Figurilla mexicana
Te ofrezco las mazorcas solares de mi mano izquierda. Siembra los granos o muélelos como sesos de gorrión o dientes. Bajo la luna, mis mazorcas son una almohada de brasas donde puedes reclinar tu sueño. Pero no esperes de mí días de guardar, porque yo pertenezco a la intemperie. Mis collares y ajorcas no brillan, son talismanes para convocar las corrientes nocturnas, o apaciguarlas. Como las sonajas y cascabeles del viento en el follaje, como la cascada que rompe sus huesos de espuma contra las rocas, como los chillidos del ave que estrían la noche, así se escuchan, así suenan mis alhajas sin resplandor. Mi linaje es una genealogía de raíces. Estoy desnuda de nombres. Nací hace mil años pero soy más joven que tú. Mi mano derecha conoce la humedad anterior al tiempo. Con ella podría cubrir mi sexo, arrasado y limpio como un pastizal después del incendio.
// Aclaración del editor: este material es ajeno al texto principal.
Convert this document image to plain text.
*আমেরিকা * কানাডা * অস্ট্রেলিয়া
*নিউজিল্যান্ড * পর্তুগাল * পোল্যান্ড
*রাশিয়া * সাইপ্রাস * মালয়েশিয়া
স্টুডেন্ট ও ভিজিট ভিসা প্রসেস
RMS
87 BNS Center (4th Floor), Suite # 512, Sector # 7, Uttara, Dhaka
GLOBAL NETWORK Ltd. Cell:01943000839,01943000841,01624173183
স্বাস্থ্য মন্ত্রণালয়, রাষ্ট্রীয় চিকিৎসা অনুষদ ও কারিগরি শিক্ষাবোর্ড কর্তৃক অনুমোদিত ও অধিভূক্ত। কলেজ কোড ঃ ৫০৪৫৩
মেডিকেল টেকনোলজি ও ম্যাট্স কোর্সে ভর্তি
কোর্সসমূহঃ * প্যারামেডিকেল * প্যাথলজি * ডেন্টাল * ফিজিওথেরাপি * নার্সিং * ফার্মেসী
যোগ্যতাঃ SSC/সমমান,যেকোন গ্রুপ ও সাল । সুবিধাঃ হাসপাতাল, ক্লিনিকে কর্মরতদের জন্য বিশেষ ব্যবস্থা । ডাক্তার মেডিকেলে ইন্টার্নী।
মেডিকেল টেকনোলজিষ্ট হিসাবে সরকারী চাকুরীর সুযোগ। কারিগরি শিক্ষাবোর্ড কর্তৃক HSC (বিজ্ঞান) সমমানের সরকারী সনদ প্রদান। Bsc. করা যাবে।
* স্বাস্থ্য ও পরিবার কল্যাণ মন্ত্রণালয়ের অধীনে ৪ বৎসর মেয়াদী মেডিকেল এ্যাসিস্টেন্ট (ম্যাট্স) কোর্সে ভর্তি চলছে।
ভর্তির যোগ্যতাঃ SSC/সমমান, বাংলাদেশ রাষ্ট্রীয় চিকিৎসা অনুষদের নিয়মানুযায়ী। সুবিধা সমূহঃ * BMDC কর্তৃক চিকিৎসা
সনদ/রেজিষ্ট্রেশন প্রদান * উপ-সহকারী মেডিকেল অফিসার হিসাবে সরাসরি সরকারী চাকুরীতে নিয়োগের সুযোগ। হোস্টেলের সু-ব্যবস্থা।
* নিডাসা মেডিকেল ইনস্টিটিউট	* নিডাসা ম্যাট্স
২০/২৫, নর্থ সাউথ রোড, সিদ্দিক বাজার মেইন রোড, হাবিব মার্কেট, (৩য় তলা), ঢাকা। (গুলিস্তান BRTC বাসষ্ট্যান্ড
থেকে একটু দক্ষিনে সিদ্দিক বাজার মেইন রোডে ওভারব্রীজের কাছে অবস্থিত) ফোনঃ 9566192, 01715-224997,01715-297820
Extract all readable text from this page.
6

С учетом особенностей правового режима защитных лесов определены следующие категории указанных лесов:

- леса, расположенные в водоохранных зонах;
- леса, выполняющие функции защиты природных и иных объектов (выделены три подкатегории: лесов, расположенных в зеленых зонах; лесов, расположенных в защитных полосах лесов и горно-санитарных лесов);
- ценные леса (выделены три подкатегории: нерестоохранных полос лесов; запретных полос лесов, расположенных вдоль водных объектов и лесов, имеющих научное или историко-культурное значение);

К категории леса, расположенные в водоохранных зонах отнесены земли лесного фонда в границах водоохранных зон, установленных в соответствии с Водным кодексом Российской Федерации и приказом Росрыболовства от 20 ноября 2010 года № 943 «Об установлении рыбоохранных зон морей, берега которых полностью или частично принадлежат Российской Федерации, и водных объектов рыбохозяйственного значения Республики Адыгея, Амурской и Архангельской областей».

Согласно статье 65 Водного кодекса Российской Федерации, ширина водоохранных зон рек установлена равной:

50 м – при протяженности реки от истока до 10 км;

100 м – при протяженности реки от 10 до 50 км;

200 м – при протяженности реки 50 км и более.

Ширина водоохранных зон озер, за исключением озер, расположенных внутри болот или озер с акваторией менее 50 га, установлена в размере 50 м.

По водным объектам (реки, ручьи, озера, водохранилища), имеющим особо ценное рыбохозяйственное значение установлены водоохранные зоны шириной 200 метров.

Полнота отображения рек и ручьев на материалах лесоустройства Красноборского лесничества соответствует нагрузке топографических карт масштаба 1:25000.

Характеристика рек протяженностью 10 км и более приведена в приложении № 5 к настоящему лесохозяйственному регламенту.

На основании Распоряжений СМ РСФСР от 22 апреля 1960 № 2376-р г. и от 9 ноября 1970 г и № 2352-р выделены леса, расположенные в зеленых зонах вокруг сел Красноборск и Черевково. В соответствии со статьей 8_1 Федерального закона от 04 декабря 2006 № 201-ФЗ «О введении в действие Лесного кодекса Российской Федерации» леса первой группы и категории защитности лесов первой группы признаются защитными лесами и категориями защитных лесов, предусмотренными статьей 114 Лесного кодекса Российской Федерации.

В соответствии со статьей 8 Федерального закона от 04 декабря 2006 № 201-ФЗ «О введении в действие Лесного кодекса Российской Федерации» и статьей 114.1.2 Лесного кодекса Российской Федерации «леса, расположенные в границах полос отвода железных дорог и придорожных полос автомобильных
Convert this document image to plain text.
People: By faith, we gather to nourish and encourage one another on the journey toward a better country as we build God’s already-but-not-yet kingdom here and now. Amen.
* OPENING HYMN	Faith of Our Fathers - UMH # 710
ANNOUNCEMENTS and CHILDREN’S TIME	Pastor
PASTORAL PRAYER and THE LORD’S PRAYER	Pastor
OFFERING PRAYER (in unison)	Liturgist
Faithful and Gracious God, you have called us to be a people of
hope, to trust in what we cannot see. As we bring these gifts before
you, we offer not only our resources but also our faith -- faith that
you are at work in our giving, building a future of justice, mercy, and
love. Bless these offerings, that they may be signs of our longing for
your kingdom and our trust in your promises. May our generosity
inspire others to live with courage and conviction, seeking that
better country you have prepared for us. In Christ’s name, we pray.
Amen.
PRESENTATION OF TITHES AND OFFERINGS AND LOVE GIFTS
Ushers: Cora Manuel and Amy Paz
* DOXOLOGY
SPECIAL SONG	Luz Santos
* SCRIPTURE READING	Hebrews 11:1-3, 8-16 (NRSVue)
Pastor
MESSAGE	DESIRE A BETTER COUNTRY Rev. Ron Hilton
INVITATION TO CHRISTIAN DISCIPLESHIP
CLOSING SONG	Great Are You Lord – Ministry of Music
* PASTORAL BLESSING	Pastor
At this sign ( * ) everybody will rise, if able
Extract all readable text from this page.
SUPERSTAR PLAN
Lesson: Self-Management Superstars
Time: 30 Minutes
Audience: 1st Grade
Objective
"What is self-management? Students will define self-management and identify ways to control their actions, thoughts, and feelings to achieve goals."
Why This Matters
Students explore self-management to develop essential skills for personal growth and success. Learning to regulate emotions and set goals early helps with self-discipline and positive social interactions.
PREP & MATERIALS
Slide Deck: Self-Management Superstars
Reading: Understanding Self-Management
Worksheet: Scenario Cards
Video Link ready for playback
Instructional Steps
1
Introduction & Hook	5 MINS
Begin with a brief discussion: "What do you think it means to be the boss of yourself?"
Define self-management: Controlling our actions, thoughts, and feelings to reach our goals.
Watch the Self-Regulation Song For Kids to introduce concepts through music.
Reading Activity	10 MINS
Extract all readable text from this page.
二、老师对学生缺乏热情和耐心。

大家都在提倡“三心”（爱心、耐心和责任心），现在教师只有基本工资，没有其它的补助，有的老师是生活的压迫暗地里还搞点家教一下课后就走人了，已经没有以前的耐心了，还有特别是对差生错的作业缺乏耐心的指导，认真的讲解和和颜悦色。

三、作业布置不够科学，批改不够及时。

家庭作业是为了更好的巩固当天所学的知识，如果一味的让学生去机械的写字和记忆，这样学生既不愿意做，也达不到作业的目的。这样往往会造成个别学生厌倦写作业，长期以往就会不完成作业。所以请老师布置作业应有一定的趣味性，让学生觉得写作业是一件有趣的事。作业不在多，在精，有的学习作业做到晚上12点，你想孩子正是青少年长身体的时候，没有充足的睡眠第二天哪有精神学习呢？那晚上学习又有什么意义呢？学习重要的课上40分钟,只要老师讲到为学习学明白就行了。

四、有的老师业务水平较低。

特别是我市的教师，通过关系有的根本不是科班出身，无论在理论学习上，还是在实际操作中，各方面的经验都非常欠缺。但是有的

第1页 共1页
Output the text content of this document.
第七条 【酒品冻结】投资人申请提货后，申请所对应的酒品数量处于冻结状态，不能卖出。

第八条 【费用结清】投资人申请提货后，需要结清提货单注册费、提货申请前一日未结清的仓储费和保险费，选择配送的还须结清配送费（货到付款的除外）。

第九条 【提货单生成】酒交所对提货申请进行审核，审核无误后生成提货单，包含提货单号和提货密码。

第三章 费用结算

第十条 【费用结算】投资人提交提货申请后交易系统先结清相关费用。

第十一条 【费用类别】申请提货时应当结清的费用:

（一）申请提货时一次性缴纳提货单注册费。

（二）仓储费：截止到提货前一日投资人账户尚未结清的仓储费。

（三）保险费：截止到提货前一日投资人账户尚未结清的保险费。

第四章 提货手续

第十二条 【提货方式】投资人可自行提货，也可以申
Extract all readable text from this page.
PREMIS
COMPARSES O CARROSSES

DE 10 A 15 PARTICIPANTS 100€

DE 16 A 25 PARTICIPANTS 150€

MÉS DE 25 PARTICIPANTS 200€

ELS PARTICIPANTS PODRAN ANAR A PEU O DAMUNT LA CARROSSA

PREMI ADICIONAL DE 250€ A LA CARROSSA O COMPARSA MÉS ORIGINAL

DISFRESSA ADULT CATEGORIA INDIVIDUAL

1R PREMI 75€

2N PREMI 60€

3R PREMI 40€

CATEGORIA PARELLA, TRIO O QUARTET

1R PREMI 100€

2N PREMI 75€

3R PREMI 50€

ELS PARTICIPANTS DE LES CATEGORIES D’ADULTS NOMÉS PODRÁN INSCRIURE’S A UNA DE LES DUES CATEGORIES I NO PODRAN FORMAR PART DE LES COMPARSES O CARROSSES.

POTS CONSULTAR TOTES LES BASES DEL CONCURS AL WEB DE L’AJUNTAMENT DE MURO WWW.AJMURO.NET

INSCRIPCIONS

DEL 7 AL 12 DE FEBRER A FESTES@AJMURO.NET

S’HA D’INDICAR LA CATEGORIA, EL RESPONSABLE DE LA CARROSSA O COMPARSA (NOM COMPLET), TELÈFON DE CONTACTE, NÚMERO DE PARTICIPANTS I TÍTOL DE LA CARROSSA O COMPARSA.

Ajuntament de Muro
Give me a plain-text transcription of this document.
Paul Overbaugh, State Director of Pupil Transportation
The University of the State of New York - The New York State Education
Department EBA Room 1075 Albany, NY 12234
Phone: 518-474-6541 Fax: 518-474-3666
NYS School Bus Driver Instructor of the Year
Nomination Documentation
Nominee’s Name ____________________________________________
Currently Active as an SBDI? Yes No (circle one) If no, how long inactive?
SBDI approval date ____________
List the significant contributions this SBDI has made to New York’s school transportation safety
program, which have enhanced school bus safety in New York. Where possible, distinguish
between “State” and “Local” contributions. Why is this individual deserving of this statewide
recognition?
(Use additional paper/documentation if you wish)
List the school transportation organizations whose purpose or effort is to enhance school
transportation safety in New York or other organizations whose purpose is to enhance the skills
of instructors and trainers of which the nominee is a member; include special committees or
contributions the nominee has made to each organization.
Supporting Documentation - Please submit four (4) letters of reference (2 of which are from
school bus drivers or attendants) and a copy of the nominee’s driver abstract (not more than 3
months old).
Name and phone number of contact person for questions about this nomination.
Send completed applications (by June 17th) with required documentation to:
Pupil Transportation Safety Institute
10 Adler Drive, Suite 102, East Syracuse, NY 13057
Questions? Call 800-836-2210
Mi sexo fue abierto por la más fina hoja de obsidiana hallada en las montañas. Introduce tus dedos en mi riachuelo de sangre, moja tu ser con la substancia de mi ser. Los cristales rotos que flotan en mi sangre también son tuyos. Ven a mi patria de sombra, ven a mis aguas boreales; húndete, sin remos piérdete. Vuelve a caer a la tierra de mis entrañas vacías, de donde naciste y adonde todos habrán de volver. Mira tu vértigo multiplicado en mis espejos más profundos. Yo te ofrezco las imágenes más remotas de ti, el don de vislumbrarlas un instante y acaso poder nombrarlas para que recobres tus cuerpos que arden como mazorcas en mi patria sin límites. Como una ostra aislada y expuesta, en mi centro palpita tu núcleo salvaje.
Día de campo
Entonces crucé y allá, del otro lado, entre las espesuras, algo me llamaba. Oí la reverberación de la luz, toqué las cuerdas de las constelaciones, al instante el rictus de la roca se deshizo, los frutos recobraron su sabor de alba perdida, y aquel río ardió en mis manos. Al sol, lo blandí en mi diestra como una espada de mercurio. De inmediato los pájaros abandonaron las ramas y se deshojaron en el aire. La yerba era un crepitar de cigarras, felizmente insoportable. Encontré materia para mi canto y canté y cincelé mi canto en la página roja de un muro. Desasidos, los elementos volvían a ser un acorde y un acuerdo. Del silencio brotaban instrumentos músicos. A mi paso escuché el acordeón de las olas en el tumulto de mi sangre, sentí la palpitación del verano que guardaba la naranja. Allá descifré mi nombre, grabada caligrafía de sombra, polvo en los labios de la piedra. Orillé acantilados, atravesé bosques y caminé sobre los senos de una pradera. Exhausto, dormía con los ojos y los oídos abiertos bajo la bella estrella. Cuando por fin llegué, descubrí que el mar ya no estaba. En su lugar había dejado una gran perla inabarcable. En algún umbral recogí las almendras del tiempo y las puse como una tórtola en el cuenco de tus manos. Mis palabras eran astros maduros en el mantel del mediodía, astros que tú mordías y gustabas. El higo de patria carnosa tenía el sabor de tus labios. Ningún vino nos embriagaba. Teníamos loca inclinación a la carne. Nuestro abrazo fue una enlazada hoguera, puliendo una en la otra el diamante azul de su llama, erguida torre de luz que ardía y giraba y no se consumía.